John and I both committed to daily creativity in November: I launched the Month of Thanksgiving with the declaration I would blog every day, and John rolled out 30 Paintings in 30 Days, in which he created a daily series of art works themed on things we love to eat and drink.
So I felt a kinship as I watched the Twitter traffic Monday night, with numerous writers declaring victory in NaNoWriMo — National Novel Writing Month, which challenges participants to write a 50,000 word novel in the 30 days of November.
If you’re trying to do the math in your head, that’s around 1,700 words a day, assuming you write every single day. Take Thanksgiving off and you’re going to have some catching up to do.
On Thanksgiving, I talked to a friend of a friend who’d done a similar challenge, writing a song a day for 30 days.
Whether it’s writing, paintings, music, whatever, I think there’s a similar motive here — it’s what Anne Lamott calls “shitty first drafts” in her classic writing advice book “Bird by Bird.” If you fancy yourself a creative, you can agonize over trying to get it perfect in the first incarnation, and therefore become paralyzed by your perfectionism.
It’s what business geeks call letting great get in the way of good.
If you’re going to write 1,700 words a day, you probably need to let go of any delusion that each one will be gold. Some days you might hold your nose as you churn out slop you would be loath to let anyone else see.
That’s part of what’s liberating. If you hush the self critic and just let go, you might surprise yourself.
Some of the paintings John finished with just a few minutes before midnight turned out to be pretty beautiful.
Some of the blog posts when I started out feeling I didn’t have anything to say ended up being among my favorites.
The friend who wrote 30 songs in 30 days said he ended up with seven or eight he liked — which you could choose to see as a high failure ratio, since that means maybe 22 he didn’t. But how many musicians with day jobs can say they wrote seven or eight songs last month that they liked?
Anne Lamont says:
I know some very great writers, writers you love who write beautifully and have made a great deal of money, and not one of them sits down routinely feeling wildly enthusiastic and confident. Not one of them writes elegant first drafts. All right, one of them does, but we do not like her very much.

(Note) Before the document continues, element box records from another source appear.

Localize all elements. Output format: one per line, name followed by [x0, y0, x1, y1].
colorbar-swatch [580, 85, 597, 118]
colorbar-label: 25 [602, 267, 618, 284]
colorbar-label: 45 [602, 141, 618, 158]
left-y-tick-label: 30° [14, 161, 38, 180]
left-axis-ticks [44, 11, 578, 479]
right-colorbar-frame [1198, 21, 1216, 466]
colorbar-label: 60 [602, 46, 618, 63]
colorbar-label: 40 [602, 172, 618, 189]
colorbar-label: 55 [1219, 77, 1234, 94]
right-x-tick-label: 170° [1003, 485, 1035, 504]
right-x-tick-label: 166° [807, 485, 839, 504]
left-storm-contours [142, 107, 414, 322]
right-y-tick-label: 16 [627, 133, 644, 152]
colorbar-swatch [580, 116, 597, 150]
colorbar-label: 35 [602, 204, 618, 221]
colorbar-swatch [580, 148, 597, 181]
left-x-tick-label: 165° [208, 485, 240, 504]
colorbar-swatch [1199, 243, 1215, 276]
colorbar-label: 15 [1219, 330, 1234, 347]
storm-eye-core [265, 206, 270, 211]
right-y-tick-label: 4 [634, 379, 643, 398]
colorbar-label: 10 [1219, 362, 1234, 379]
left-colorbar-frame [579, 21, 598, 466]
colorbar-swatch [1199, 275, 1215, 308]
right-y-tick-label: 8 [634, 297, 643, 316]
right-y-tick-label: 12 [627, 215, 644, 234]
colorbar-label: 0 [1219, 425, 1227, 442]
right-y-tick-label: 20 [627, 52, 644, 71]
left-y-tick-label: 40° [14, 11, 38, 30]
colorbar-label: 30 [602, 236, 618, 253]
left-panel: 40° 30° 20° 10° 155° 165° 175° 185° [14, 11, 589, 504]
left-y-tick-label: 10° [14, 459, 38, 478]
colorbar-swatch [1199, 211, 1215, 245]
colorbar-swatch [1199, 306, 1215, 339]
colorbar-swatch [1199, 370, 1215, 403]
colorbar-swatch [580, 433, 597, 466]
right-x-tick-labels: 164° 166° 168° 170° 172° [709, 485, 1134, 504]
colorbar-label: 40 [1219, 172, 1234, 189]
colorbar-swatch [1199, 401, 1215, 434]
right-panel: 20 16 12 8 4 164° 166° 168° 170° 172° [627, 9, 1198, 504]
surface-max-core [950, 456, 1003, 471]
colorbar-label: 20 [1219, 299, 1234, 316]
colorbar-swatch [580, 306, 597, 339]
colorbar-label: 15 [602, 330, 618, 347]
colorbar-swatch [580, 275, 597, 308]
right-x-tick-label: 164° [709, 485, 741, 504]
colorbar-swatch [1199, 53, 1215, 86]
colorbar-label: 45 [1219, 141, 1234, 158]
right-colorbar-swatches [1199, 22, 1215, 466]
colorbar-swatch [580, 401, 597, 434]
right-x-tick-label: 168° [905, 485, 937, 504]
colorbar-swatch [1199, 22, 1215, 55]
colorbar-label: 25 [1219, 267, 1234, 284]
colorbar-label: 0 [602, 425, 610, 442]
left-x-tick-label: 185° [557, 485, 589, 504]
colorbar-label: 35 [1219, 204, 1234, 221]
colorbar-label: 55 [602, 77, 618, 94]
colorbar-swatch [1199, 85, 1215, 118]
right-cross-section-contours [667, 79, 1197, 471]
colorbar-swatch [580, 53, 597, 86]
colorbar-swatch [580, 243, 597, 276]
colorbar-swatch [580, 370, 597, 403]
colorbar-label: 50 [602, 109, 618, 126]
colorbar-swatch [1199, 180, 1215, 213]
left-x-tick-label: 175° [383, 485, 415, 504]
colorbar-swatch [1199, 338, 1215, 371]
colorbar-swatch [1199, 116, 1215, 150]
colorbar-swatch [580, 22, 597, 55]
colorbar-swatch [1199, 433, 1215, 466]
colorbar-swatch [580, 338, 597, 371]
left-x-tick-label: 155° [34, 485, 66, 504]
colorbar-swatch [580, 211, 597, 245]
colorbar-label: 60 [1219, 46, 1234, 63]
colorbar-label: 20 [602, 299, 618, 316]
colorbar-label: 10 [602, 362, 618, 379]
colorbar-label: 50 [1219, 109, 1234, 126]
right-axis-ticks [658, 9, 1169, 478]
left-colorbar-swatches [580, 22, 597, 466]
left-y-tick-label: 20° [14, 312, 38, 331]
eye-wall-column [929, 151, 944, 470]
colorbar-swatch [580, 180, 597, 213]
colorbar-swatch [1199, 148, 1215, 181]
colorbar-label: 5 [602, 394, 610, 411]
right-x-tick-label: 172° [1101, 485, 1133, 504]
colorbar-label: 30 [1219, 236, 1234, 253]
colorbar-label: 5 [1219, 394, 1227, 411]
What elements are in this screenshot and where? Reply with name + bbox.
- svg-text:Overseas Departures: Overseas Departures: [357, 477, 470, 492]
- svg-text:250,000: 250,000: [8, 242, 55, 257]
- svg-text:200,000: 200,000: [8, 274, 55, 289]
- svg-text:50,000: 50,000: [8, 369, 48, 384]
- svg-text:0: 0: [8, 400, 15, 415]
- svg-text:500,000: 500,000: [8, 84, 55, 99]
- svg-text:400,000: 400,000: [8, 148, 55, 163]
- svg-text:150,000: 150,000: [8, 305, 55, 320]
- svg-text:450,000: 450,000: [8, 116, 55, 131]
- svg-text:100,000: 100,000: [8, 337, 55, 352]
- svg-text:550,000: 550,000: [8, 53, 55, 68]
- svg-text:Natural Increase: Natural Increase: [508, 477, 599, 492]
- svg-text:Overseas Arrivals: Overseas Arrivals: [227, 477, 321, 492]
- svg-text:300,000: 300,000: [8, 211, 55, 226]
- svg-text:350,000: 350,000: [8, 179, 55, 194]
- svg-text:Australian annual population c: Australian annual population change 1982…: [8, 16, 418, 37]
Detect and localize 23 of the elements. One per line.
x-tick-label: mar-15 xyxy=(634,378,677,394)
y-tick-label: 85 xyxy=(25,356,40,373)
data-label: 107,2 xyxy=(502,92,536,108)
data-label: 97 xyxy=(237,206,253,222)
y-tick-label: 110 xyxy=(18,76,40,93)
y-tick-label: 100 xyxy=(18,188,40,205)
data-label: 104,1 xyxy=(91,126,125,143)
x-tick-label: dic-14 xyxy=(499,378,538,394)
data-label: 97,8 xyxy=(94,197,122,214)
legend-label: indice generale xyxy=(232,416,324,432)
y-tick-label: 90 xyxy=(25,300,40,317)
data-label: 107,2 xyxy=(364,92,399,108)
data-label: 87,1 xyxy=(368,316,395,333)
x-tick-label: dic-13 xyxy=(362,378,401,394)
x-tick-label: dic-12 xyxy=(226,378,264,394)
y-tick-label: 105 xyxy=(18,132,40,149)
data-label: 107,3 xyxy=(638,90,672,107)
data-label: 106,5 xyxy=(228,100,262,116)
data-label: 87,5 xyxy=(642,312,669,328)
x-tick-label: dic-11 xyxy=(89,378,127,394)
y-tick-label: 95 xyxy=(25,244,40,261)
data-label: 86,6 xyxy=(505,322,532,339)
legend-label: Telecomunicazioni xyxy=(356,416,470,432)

The NaNoWriMo Web site shares that philosophy:
Because of the limited writing window, the ONLY thing that matters in NaNoWriMo is output. It’s all about quantity, not quality. The kamikaze approach forces you to lower your expectations, take risks, and write on the fly.
Make no mistake: You will be writing a lot of crap. And that’s a good thing. By forcing yourself to write so intensely, you are giving yourself permission to make mistakes. To forgo the endless tweaking and editing and just create. To build without tearing down.
Today congratulating the NaNoWriMo writers, and patting myself and John on the back, because we all gave ourselves permission to write shitty first drafts — because you miss 100 percent of the pitches you don’t swing at.
And P.S., John’s doing another 30 painting series so it can’t be that awful.
What have you done to silence your self critic and just do the thing you want to do?
1 Comment
jtebeau
When I need to silence the inner critic, it helps to put on some music that occupies the left side of the brain. Something catchy, that I know by heart, but that doesn’t distract the work. I’ve been listening to Bach and Beck and David Bryne lately.
Then, I concentrate on the process, and when I’m tempted to judge my own work, I remember that I can’t really be objective anyway, and besides, there is no such thing as perfect, so I push on and meet the deadline.